Homer L. Dodge History
Homer Levi Dodge (1887-1983) was an especially significant leader among a number of college and university professors within the American Physical Society (APS) who recognized that concerns for the teaching of physics were not receiving necessary attention within any portion of the U.S. physics community.
Homer L. Dodge Leadership in Forming AAPT
In the fall of 1930, a small group of physics professors, Paul E. Klopsteg, William S. Webb, and Marshall. N. States, who planned to attend a December joint APS/AAAS (American Association for the Advancement of Science) meeting in Cleveland Ohio, generated a list of 30 colleagues to be invited to attend an informal luncheon conference dealing with physics teaching. The meeting was to be at the Cleveland Club, but not associated with the APS/AAAS meeting. The meeting planners agreed that Webb should ask Professor Homer L. Dodge (Dean of the University of Oklahoma School of Engineering Physics) to chair the Cleveland Club meeting. A second founding meeting was to occur the next day at Case School of Applied Science (Now part of the Case Western Reserve University).
Cleveland Club Meeting
On December 30 of 1930 the initial meeting occurred at the Cleveland Club. The following motion was made.
Klopsteg Motion
“that there be organized an informal association of those interested in the teaching of physics; that officers be elected who shall remain in office for one year; that a committee be established for the purpose of preparing the plans for formal organization: that these things be done without prejudice toward any possible approach from other organizations or societies looking toward affiliation.”
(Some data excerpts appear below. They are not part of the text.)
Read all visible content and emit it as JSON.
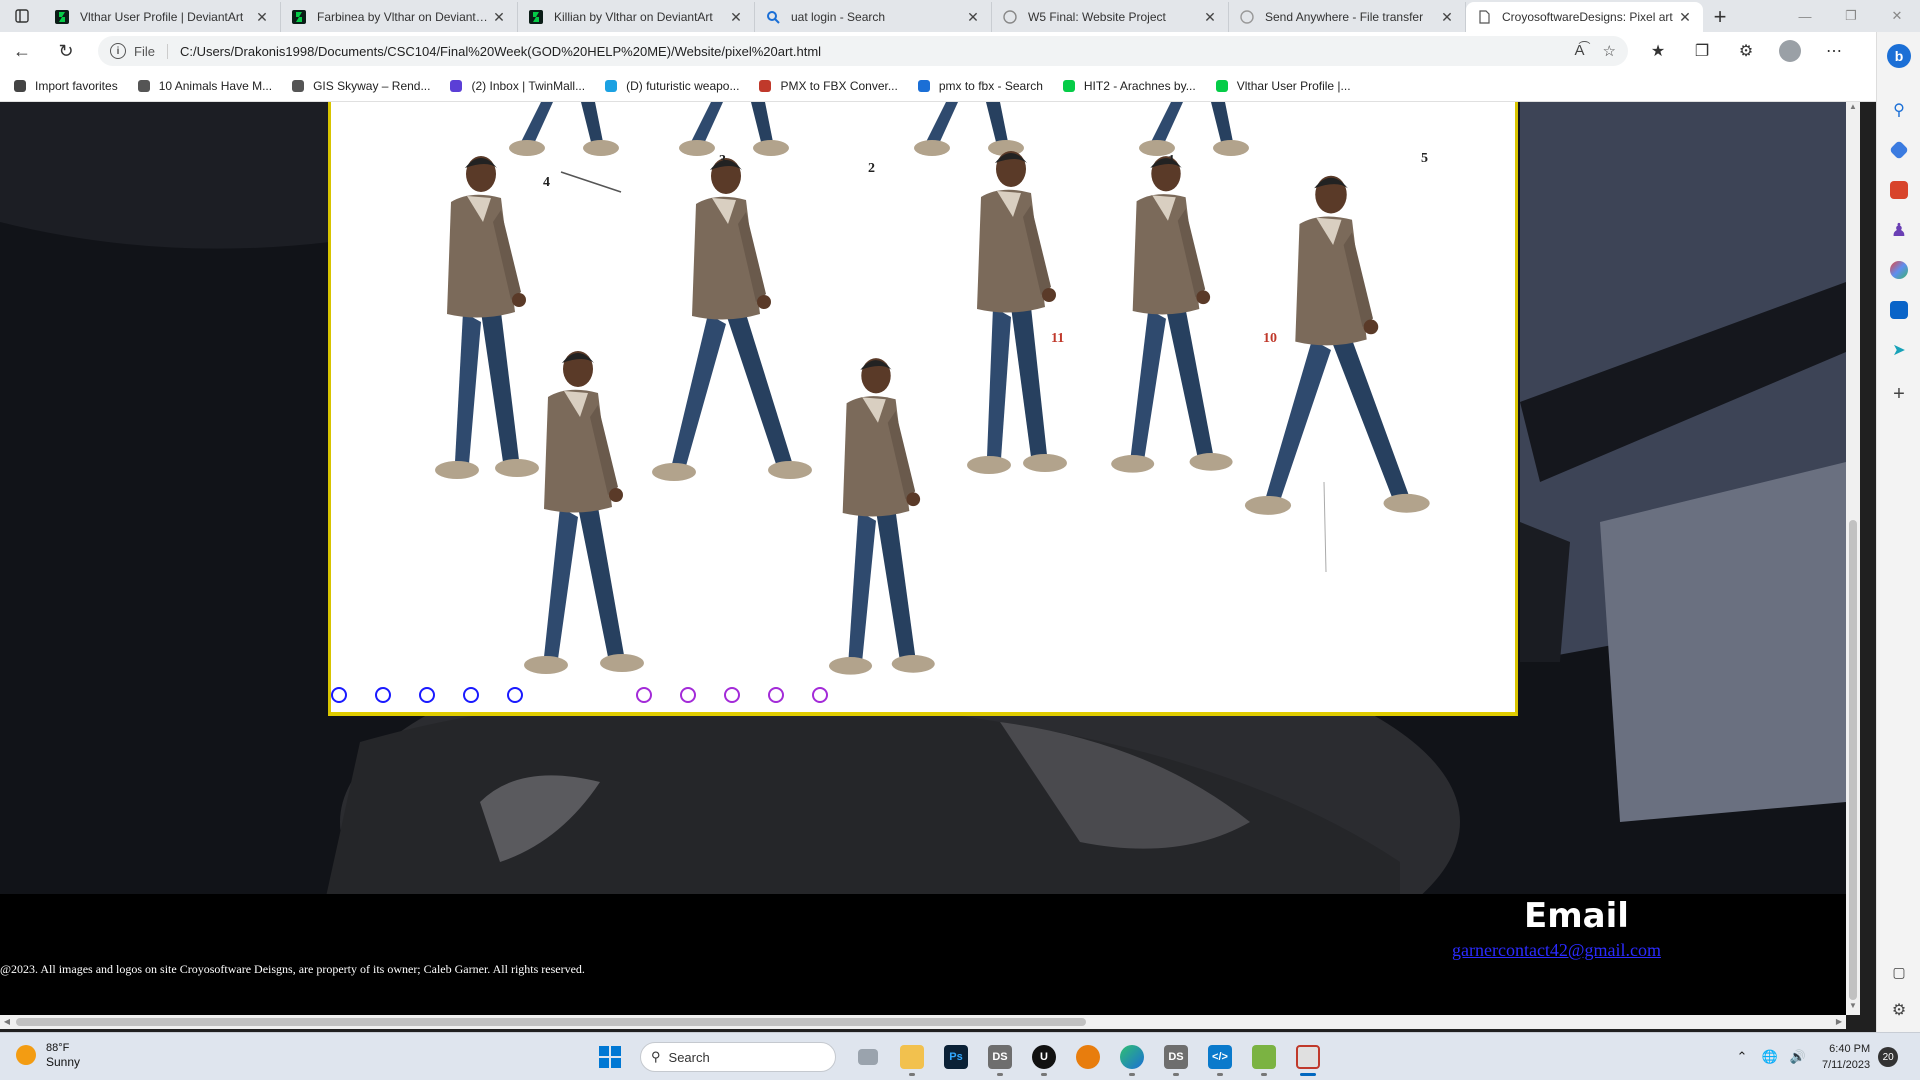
{
  "browser": {
    "tabs": [
      {
        "title": "Vlthar User Profile | DeviantArt",
        "favicon": "deviantart-icon",
        "active": false
      },
      {
        "title": "Farbinea by Vlthar on DeviantArt",
        "favicon": "deviantart-icon",
        "active": false
      },
      {
        "title": "Killian by Vlthar on DeviantArt",
        "favicon": "deviantart-icon",
        "active": false
      },
      {
        "title": "uat login - Search",
        "favicon": "search-icon",
        "active": false
      },
      {
        "title": "W5 Final: Website Project",
        "favicon": "canvas-icon",
        "active": false
      },
      {
        "title": "Send Anywhere - File transfer",
        "favicon": "send-anywhere-icon",
        "active": false
      },
      {
        "title": "CroyosoftwareDesigns: Pixel art",
        "favicon": "file-icon",
        "active": true
      }
    ],
    "new_tab": "+",
    "address": {
      "scheme": "File",
      "url": "C:/Users/Drakonis1998/Documents/CSC104/Final%20Week(GOD%20HELP%20ME)/Website/pixel%20art.html"
    },
    "favorites": [
      {
        "label": "Import favorites",
        "icon": "import-icon"
      },
      {
        "label": "10 Animals Have M...",
        "icon": "news-icon"
      },
      {
        "label": "GIS Skyway – Rend...",
        "icon": "cube-icon"
      },
      {
        "label": "(2) Inbox | TwinMall...",
        "icon": "mail-icon"
      },
      {
        "label": "(D) futuristic weapo...",
        "icon": "disk-icon"
      },
      {
        "label": "PMX to FBX Conver...",
        "icon": "pmx-icon"
      },
      {
        "label": "pmx to fbx - Search",
        "icon": "bing-icon"
      },
      {
        "label": "HIT2 - Arachnes by...",
        "icon": "deviantart-icon"
      },
      {
        "label": "Vlthar User Profile |...",
        "icon": "deviantart-icon"
      }
    ]
  },
  "page": {
    "footer": {
      "copyright": "@2023. All images and logos on site Croyosoftware Deisgns, are property of its owner; Caleb Garner. All rights reserved.",
      "email_title": "Email",
      "email_address": "garnercontact42@gmail.com"
    },
    "sprite_numbers": [
      "4",
      "3",
      "2",
      "1",
      "5",
      "10",
      "11"
    ],
    "dots_blue_count": 5,
    "dots_purple_count": 5
  },
  "taskbar": {
    "weather_temp": "88°F",
    "weather_cond": "Sunny",
    "search_placeholder": "Search",
    "apps": [
      "file-explorer",
      "photoshop",
      "ds",
      "unreal-engine",
      "blender",
      "edge",
      "ds",
      "vscode",
      "notepadpp",
      "snip-tool"
    ],
    "time": "6:40 PM",
    "date": "7/11/2023",
    "notifications": "20"
  },
  "colors": {
    "gallery_border": "#d8c400",
    "dot_blue": "#1a1aff",
    "dot_purple": "#a32bd8",
    "jacket": "#7b6a5a",
    "jeans": "#2f4a6e",
    "link": "#2b2bff"
  }
}
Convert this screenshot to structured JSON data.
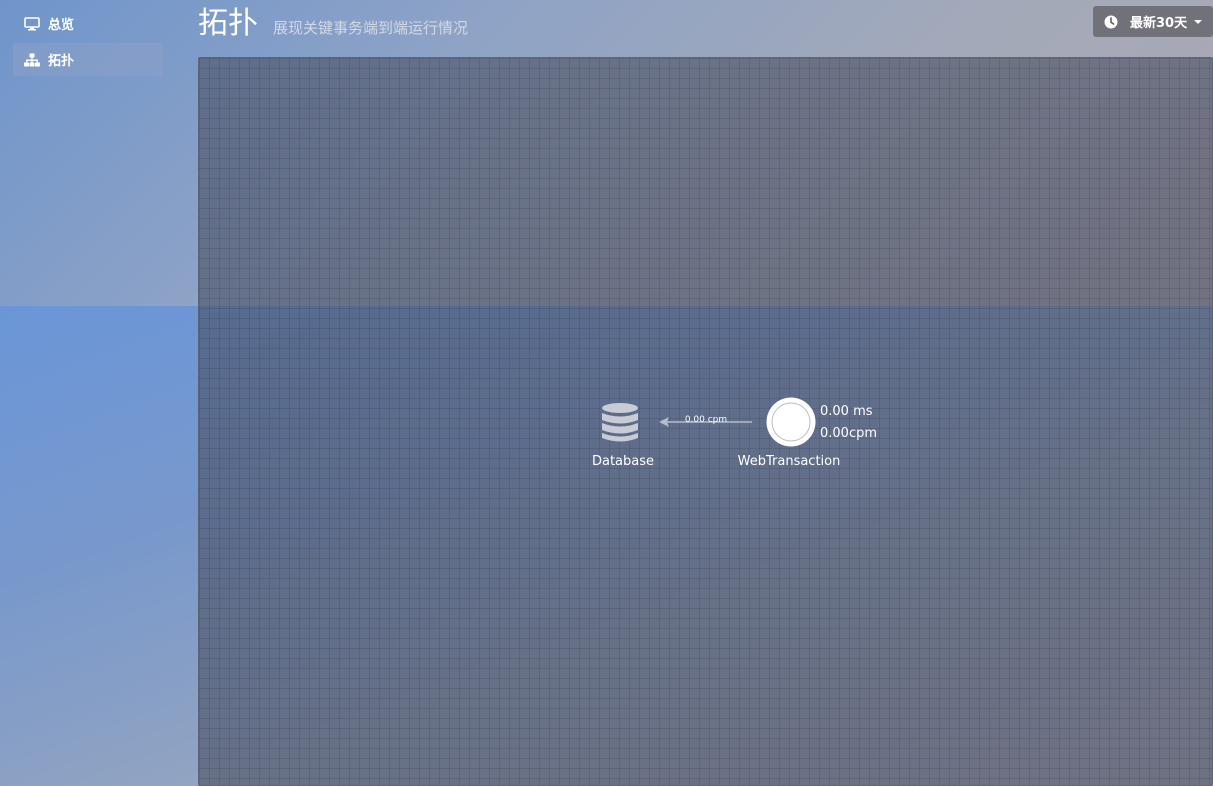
{
  "sidebar": {
    "items": [
      {
        "label": "总览",
        "icon": "monitor-icon",
        "active": false
      },
      {
        "label": "拓扑",
        "icon": "sitemap-icon",
        "active": true
      }
    ]
  },
  "header": {
    "title": "拓扑",
    "subtitle": "展现关键事务端到端运行情况"
  },
  "time_range": {
    "label": "最新30天",
    "icon": "clock-icon"
  },
  "topology": {
    "nodes": [
      {
        "id": "database",
        "label": "Database",
        "icon": "database-icon"
      },
      {
        "id": "web",
        "label": "WebTransaction",
        "icon": "circle-node-icon",
        "response_time": "0.00 ms",
        "throughput": "0.00cpm"
      }
    ],
    "edges": [
      {
        "from": "web",
        "to": "database",
        "label": "0.00 cpm"
      }
    ]
  }
}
First formal selection of officers and committees
Following the unanimous adoption of the motion the following officers were chosen: Homer L. Dodge as President, Paul T. Klopsteg as Vice-President, and William S. Webb as Secretary-Treasurer. With the concurrence of the group, Dodge then appointed the following executive committee members to serve with the officers: Oswald H. Blackwood, Prof Ralph S. Minor, Dr. Marshall N. States, and Dr. B. A. Wooten. Before the week was over, Dodge took the initiative in recruiting Karl T. Compton (of MIT) and Floyd K. Richtmyer (of Cornell University) to become members. Both were influential members of the American Physical Society and as members of the new AAPT Executive Committee played a strong role in ensuring that AAPT would be recorded as one of the founding member organizations of the American Institute of Physics (AIP) at its inception.
Case School of Applied Science Meeting December 31, 1930
The second meeting was held in room 78 of the physics building of the Case School of Applied Science. The constitution and by-laws were approved, and members attending were given the opportunity to sign the charter as charter members. Twenty-five members became charter members.
AAPT Founders
Homer L. Dodge and a number of his physicist colleagues are properly recognized as the founders of the AAPT.